Tuesday, September 24, 2019

The Badass Beginning

The opening scene of Baahubali: The Beginning (2015) is  a marvel of compressed storytelling, like Grant Morrison's famous one page origin for Superman: Fallen city.  Desperate grandmother.  Raging river.  Kindly couple.  And the movie doesn't linger on the aftermath, either.  Shivutu (Prabhas), the baby saved by the aforementioned kindly couple, promptly grows up, moves a lingam (which establishes that he loves his adoptive mother, doesn't mind bending the rules, and has superhuman strength), finds a discarded wooden mask, then climbs an unclimbable mountain in search of the mask's owner.  The entire climbing sequence is stunningly beautiful, and at the end Shivu finds himself on a hidden plateau, in his ancestral land of KryptonMahishmati.

And there's still no time to linger.  The mask belongs to Avanthika (Tamaannah Bhatia), a badass member of a secret guerilla army dedicated to rescuing captive queen Devasena (Anushka Shetty) from the clutches of the evil usurper Bhallaladeva (Rana Bagubatti.)  Shivu wins Avanthika's heart through his mastery of stealth tattooing, and takes on her mission.  All the while, people keep calling him Baahuballi, but there's no time to dwell on the mystery, as all the main players have to be in place for . . . a climactic flashback, narrated by the enslaved warrior Kattappa.  This is only part one, after all.
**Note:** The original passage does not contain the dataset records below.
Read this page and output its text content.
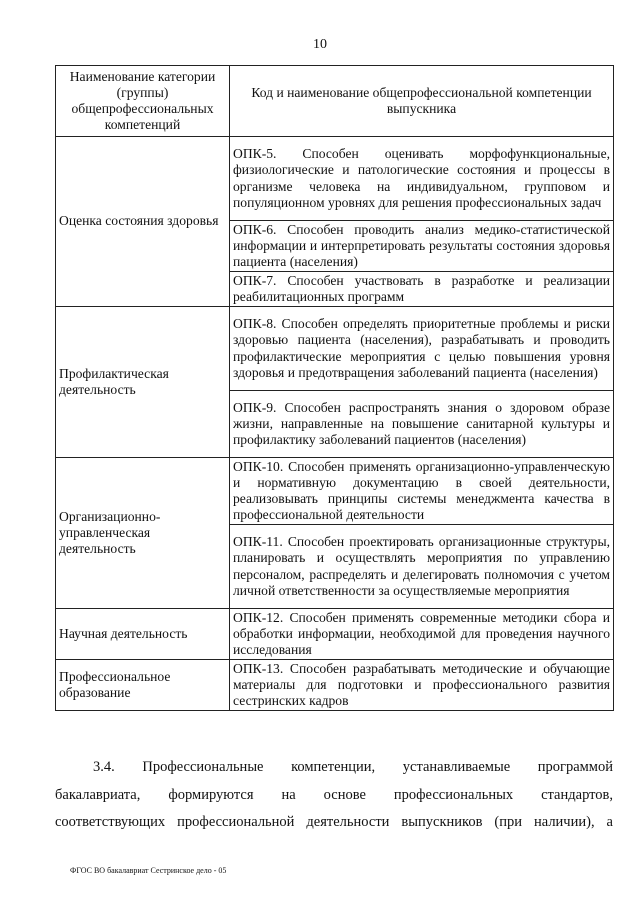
10
Наименование категории (группы) общепрофессиональных компетенций	Код и наименование общепрофессиональной компетенции выпускника
Оценка состояния здоровья	ОПК-5. Способен оценивать морфофункциональные, физиологические и патологические состояния и процессы в организме человека на индивидуальном, групповом и популяционном уровнях для решения профессиональных задач
	ОПК-6. Способен проводить анализ медико-статистической информации и интерпретировать результаты состояния здоровья пациента (населения)
	ОПК-7. Способен участвовать в разработке и реализации реабилитационных программ
Профилактическая деятельность	ОПК-8. Способен определять приоритетные проблемы и риски здоровью пациента (населения), разрабатывать и проводить профилактические мероприятия с целью повышения уровня здоровья и предотвращения заболеваний пациента (населения)
	ОПК-9. Способен распространять знания о здоровом образе жизни, направленные на повышение санитарной культуры и профилактику заболеваний пациентов (населения)
Организационно-управленческая деятельность	ОПК-10. Способен применять организационно-управленческую и нормативную документацию в своей деятельности, реализовывать принципы системы менеджмента качества в профессиональной деятельности
	ОПК-11. Способен проектировать организационные структуры, планировать и осуществлять мероприятия по управлению персоналом, распределять и делегировать полномочия с учетом личной ответственности за осуществляемые мероприятия
Научная деятельность	ОПК-12. Способен применять современные методики сбора и обработки информации, необходимой для проведения научного исследования
Профессиональное образование	ОПК-13. Способен разрабатывать методические и обучающие материалы для подготовки и профессионального развития сестринских кадров
3.4. Профессиональные компетенции, устанавливаемые программой
бакалавриата, формируются на основе профессиональных стандартов,
соответствующих профессиональной деятельности выпускников (при наличии), а
ФГОС ВО бакалавриат Сестринское дело - 05
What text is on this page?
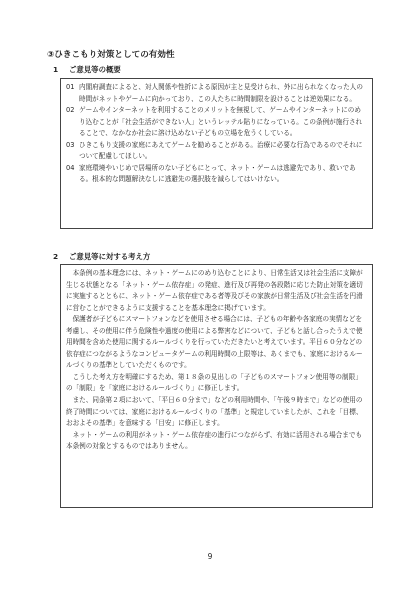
③ひきこもり対策としての有効性
1 ご意見等の概要
01 内閣府調査によると、対人関係や性折による原因が主と見受けられ、外に出られなくなった人の時間がネットやゲームに向かっており、この人たちに時間制限を設けることは逆効果になる。
02 ゲームやインターネットを利用することのメリットを無視して、ゲームやインターネットにのめり込むことが「社会生活ができない人」というレッテル貼りになっている。この条例が施行されることで、なかなか社会に溶け込めない子どもの立場を危うくしている。
03 ひきこもり支援の家庭にあえてゲームを勧めることがある。治療に必要な行為であるのでそれについて配慮してほしい。
04 家庭環境やいじめで居場所のない子どもにとって、ネット・ゲームは逃避先であり、救いである。根本的な問題解決なしに逃避先の選択肢を減らしてはいけない。
2 ご意見等に対する考え方

本条例の基本理念には、ネット・ゲームにのめり込むことにより、日常生活又は社会生活に支障が生じる状態となる「ネット・ゲーム依存症」の発症、進行及び再発の各段階に応じた防止対策を適切に実施するとともに、ネット・ゲーム依存症である者等及びその家族が日常生活及び社会生活を円滑に営むことができるように支援することを基本理念に掲げています。

保護者が子どもにスマートフォンなどを使用させる場合には、子どもの年齢や各家庭の実情などを考慮し、その使用に伴う危険性や過度の使用による弊害などについて、子どもと話し合ったうえで使用時間を含めた使用に関するルールづくりを行っていただきたいと考えています。平日６０分などの依存症につながるようなコンピュータゲームの利用時間の上限等は、あくまでも、家庭におけるルールづくりの基準としていただくものです。

こうした考え方を明確にするため、第１８条の見出しの「子どものスマートフォン使用等の制限」の「制限」を「家庭におけるルールづくり」に修正します。

また、同条第２項において、「平日６０分まで」などの利用時間や、「午後９時まで」などの使用の終了時間については、家庭におけるルールづくりの「基準」と規定していましたが、これを「目標、おおよその基準」を意味する「目安」に修正します。

ネット・ゲームの利用がネット・ゲーム依存症の進行につながらず、有効に活用される場合までも本条例の対象とするものではありません。

9
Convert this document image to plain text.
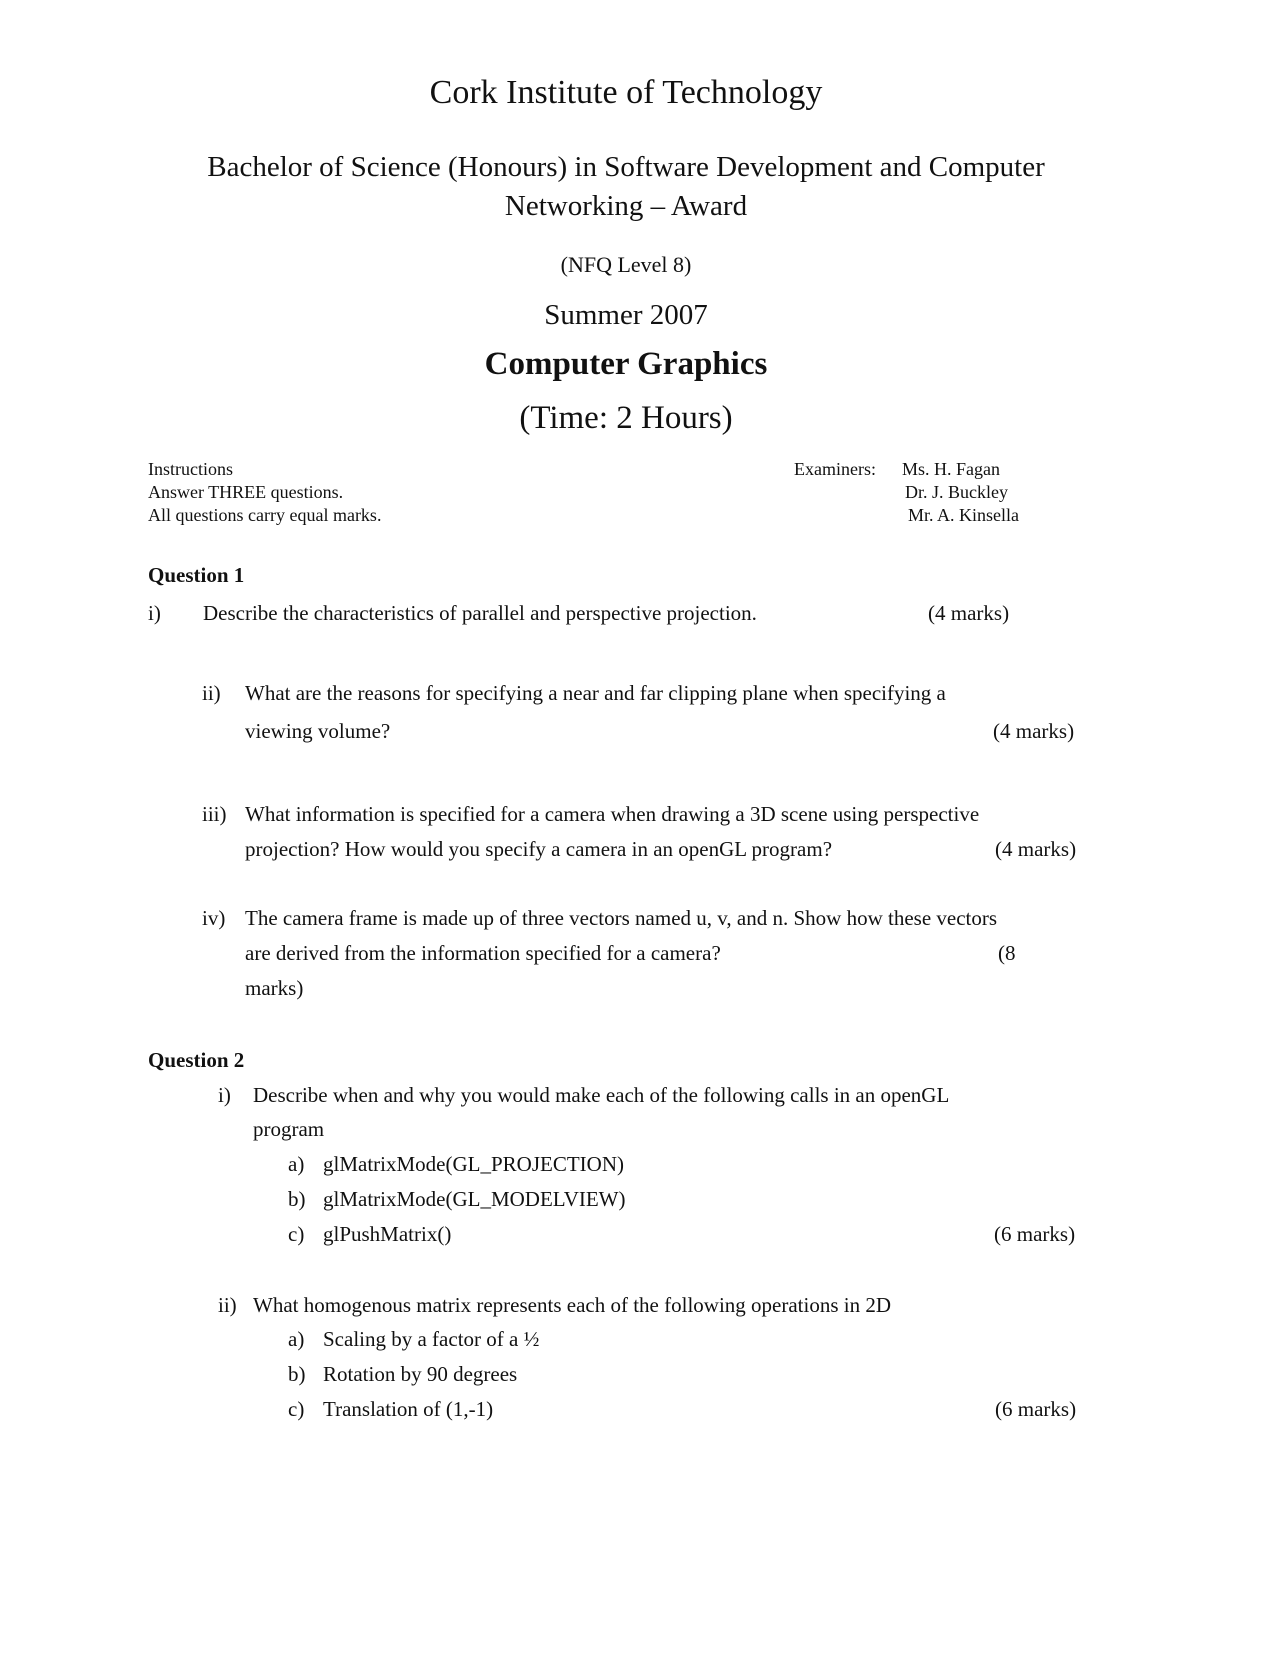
Cork Institute of Technology
Bachelor of Science (Honours) in Software Development and Computer
Networking – Award
(NFQ Level 8)
Summer 2007
Computer Graphics
(Time: 2 Hours)
Instructions
Answer THREE questions.
All questions carry equal marks.
Examiners: Ms. H. Fagan
Dr. J. Buckley
Mr. A. Kinsella
Question 1
i) Describe the characteristics of parallel and perspective projection.	(4 marks)
ii) What are the reasons for specifying a near and far clipping plane when specifying a
viewing volume?	(4 marks)
iii) What information is specified for a camera when drawing a 3D scene using perspective
projection? How would you specify a camera in an openGL program?	(4 marks)
iv) The camera frame is made up of three vectors named u, v, and n. Show how these vectors
are derived from the information specified for a camera?	(8
marks)
Question 2
i) Describe when and why you would make each of the following calls in an openGL
program
a) glMatrixMode(GL_PROJECTION)
b) glMatrixMode(GL_MODELVIEW)
c) glPushMatrix()	(6 marks)
ii) What homogenous matrix represents each of the following operations in 2D
a) Scaling by a factor of a ½
b) Rotation by 90 degrees
c) Translation of (1,-1)	(6 marks)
You don't see a lot of heroic fantasy in Indian cinema; the only example I can think of offhand is Once Upon a Warrior, and that skews a lot closer to Willow than to Lord of the Rings.  Much more common is what is called a mythological, a movie based on one of the great Hindu religious epics.  There are still heroes and villains and massive armies, but instead of magic you have feats of inhuman martial prowess and supernatural powers granted through years of penance.  And the Baahubali movies remix this tradition in the same way that Western fantasy tends to remix Tolkien and Howard; instead of the crafty barbarian and the stout dwarf and the wise wizard, you have the cousins competing fro the throne, the royal advisor twisted in mind and body, the unshakably loyal warrior, and the captive queen sustained through her trials by the force of her rage.  It's a heady and impressive brew.

I do have an issue with The Beginning, though, and that is Avanthika's character arc.  In the old blog, I used to talk about the Sari Point, which is the point in a movie at which the romantic relationship has been established, and the heroine, who up to this point has been wearing modern and sometimes skimpy clothing, spends the rest of the movie in traditional Indian dress.  That's usually not a bad thing, but Avanthika gets Sari Pointed so hard - at the beginning of the movie she's a fierce and skilled warrior, but by the end, she's given all that up to become a full time Love Interest.